A rabbi, a minister, and a priest were watching
the movie Our Hitler. “What do you mean our?”
the rabbi asked. The minister said, “Maybe
you should say her.” The priest, summoned on the phone,
wondered who she was. “Saved by the bell,”
I thought, sneaking out the back, escaping into the city.

I’d grown up near here but could barely recognize the city.
I moved furtively, knowing everyone was watching.
I looked for familiar landmarks, a cracked Liberty Bell,
the gravestone of an American president. It was the hour
between dusk and nightfall. Not a phone
booth in sight. Was I lost? Maybe,

but too proud to ask for directions. “There may be
trouble ahead,” I hummed, turning the city
into a newspaper office. My old job! “Rilke’s on the phone,”
the boss said, looking quizzical. When he wasn’t watching,
a dozen sonnets had landed on his desk. “Just our
luck,” he sighed. "Now there won’t be room for the Bell

and Howell scandal." He seemed close to tears. (Lunch at Hell
and Bowel, the local slop joint, hadn’t helped.) Oh, baby. Maybe
their spin doctors were winning the propaganda war while our
vaunted investigative team sits on its hands at the city
desk. Heartburn. His staff stood around idly watching
the old fart let off steam.
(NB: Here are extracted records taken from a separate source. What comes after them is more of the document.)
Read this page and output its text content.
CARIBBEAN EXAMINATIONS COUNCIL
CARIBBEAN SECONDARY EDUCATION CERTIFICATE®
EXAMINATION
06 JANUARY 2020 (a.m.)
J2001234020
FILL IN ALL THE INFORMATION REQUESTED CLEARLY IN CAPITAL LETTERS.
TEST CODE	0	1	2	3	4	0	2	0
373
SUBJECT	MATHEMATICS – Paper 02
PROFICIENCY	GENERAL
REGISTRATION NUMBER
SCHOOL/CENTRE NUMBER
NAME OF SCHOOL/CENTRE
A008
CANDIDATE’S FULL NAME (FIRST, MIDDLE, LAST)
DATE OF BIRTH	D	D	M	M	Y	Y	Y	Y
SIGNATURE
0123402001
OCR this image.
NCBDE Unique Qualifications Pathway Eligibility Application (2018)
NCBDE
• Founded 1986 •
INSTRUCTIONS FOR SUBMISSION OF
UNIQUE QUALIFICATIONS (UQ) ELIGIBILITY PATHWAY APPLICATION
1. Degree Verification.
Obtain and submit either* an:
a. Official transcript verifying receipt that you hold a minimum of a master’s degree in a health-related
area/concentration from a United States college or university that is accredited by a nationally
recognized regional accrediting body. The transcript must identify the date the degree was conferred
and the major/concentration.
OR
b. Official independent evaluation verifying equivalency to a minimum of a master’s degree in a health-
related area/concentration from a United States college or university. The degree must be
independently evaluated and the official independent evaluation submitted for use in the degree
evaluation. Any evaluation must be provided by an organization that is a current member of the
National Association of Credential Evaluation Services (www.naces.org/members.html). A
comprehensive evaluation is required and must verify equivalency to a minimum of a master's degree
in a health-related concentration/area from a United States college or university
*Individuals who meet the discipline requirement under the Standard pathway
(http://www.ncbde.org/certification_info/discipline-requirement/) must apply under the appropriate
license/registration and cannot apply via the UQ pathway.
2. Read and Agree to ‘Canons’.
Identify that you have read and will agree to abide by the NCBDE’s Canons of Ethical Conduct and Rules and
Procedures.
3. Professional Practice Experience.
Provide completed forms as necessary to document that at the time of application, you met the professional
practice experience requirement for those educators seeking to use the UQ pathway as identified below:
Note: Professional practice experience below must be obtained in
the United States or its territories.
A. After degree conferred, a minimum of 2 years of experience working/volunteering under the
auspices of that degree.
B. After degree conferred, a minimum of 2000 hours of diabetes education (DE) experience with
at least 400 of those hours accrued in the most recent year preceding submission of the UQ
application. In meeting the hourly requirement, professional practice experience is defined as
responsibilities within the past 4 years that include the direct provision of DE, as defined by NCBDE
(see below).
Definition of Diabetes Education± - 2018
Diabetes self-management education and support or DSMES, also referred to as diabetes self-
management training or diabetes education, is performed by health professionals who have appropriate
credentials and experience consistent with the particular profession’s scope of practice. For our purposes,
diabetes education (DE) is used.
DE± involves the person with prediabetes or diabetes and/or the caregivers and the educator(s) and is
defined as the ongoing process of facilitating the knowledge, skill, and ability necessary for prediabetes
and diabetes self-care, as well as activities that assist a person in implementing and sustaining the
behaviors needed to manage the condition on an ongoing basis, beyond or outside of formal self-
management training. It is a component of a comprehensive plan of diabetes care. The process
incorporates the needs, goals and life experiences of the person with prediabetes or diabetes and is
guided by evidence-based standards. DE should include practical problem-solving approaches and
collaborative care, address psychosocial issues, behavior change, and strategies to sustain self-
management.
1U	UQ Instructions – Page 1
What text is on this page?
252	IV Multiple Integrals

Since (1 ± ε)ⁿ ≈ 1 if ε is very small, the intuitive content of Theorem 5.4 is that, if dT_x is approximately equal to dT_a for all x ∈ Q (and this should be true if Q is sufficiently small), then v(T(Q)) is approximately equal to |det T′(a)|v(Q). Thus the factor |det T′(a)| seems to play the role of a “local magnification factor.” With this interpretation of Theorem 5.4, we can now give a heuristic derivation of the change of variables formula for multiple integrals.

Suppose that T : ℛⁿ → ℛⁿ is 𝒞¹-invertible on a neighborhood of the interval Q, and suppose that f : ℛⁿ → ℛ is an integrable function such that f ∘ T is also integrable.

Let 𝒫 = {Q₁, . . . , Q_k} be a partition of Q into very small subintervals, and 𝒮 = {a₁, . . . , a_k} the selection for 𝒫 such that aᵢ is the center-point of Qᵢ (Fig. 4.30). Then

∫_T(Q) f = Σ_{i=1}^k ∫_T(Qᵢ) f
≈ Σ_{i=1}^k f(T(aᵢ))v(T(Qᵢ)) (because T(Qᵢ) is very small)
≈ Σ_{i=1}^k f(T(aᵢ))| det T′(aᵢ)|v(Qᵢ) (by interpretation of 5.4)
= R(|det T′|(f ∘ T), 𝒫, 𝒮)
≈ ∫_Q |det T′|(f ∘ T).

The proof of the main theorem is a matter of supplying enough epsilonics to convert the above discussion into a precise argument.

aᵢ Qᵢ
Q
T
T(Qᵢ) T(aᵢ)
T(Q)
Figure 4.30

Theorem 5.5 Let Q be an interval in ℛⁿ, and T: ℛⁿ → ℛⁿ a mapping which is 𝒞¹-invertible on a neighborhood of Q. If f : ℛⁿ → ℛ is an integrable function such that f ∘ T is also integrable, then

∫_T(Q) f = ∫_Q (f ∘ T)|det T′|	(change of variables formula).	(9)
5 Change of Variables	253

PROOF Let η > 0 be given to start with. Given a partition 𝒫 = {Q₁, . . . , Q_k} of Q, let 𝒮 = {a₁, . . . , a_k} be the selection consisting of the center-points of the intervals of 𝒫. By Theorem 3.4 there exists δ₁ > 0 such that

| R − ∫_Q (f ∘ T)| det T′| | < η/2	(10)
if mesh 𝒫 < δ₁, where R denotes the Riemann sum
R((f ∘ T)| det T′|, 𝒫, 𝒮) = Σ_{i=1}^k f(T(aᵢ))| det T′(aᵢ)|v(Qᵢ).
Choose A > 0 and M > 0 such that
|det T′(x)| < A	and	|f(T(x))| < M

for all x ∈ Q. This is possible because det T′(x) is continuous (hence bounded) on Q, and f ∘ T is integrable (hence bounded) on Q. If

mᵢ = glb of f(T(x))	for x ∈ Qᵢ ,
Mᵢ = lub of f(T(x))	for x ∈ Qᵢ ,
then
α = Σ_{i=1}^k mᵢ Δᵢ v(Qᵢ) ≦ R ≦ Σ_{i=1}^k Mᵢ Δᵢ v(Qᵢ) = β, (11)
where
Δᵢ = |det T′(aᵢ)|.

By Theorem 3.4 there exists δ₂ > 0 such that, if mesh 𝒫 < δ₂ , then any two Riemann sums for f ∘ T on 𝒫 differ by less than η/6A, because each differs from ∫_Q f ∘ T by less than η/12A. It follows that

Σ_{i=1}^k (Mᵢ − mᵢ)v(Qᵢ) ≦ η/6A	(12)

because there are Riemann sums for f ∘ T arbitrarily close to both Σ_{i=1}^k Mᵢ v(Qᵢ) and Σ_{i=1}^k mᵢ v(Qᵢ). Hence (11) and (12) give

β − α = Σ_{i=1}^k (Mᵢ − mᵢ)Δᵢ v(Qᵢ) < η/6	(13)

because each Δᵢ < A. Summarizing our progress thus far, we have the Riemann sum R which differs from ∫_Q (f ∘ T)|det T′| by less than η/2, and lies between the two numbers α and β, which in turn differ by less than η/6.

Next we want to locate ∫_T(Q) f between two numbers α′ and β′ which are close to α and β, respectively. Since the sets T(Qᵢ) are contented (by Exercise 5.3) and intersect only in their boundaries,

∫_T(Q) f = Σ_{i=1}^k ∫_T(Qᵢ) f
It was then that the phone

rang a second time, making everyone jump. “Hold the phone.
Did anyone here order take-out from Taco Bell?”
“I did,” a girl said, “while he was watching
Our Hitler in the movies.” People gasped. “This may be
the recognition scene I had escaped into the city
to avoid,” I thought. But the lateness of the hour

meant that it would never arrive, and I, feeling dour,
figured why not and picked up the phone
to call the dead man one last time. “O City, city,”
the dumbbell moaned. You could hear the funeral bell
toll in the little village where he grew up. "Maybe
I should have stayed in the movie house, watching

our soldiers fight theirs, while the world was watching
with one eye closed." Right. And maybe help was a phone call away.
In my mind, bells rang in New York City.